The article came in handy for Mr. Gandhi, who had for the past two days relentlessly attacked Mr. Modi and the BJP for their handling of the economy and especially on demonetisation and GST.
His party colleague and former Finance Minister P. Chidambaram said on Twitter: " Yashwant Sinha  speaks Truth to Power. Will Power now admit the Truth that economy is sinking?"
"No matter what Power does, ultimately Truth will prevail," he added.
Later, Mr. Chidambaram addressed mediapersons at the Congress headquarters, where he said that he had been writing about the "same weaknesses in the economy" and that his party had been pointing them out regularly over the past several months.
"We are happy Yashwant Sinha has spoken the truth, echoed our views about economy...he has spoken truth to the power," he said.
“The government is completely clueless about what is causing the economic decline. How long will it hide behind the rhetoric of the Prime Minister and the slogans of the party?” he asked. 
Union Home Minister Rajnath Singh and Railways Minister Piyush Goyal defended the government, asserting that the Indian economy was the fastest growing in the world. They said measures such  as demonetisation and GST were bound to create some "uncertainty".
“The whole world acknowledges that India is the fastest growing economy in the world. No one should forget this fact. In the matter of economy, in the international arena, India’s credibility has been established,” Mr. Rajnath Singh said.

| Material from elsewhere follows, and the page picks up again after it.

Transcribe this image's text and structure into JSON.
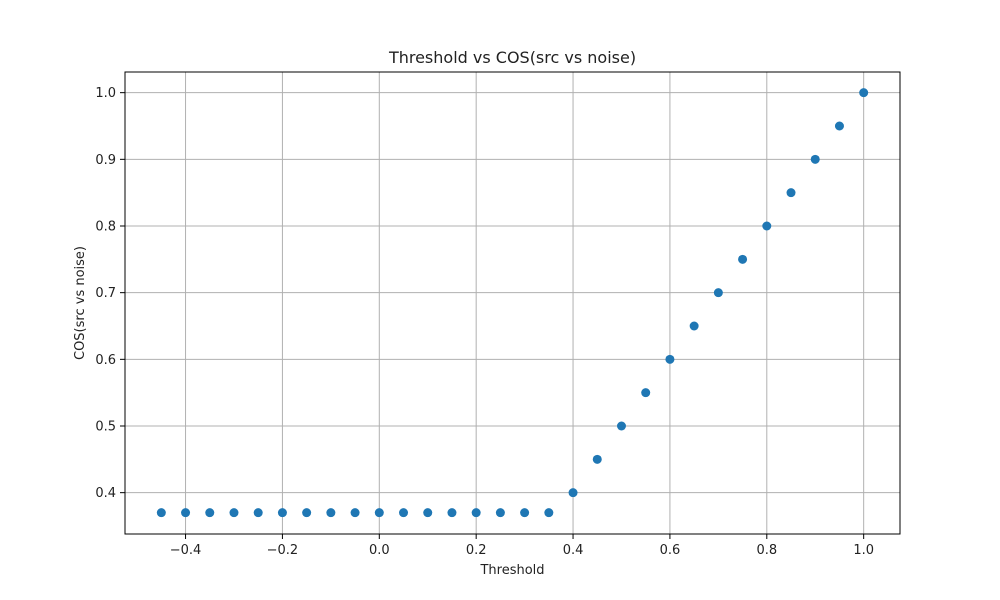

Mr. Goyal said the government would not be affected by the criticism and would stay the course as far as reforms were concerned.
“There is bound to be some uncertainty when some transformative changes are made. It may take some amount of time to absorb these changes but this will pass. Challenges come but we will stay the course. The government is steadfast in its resolve to end black money and corruption. It won’t flinch due to some criticism,” he said.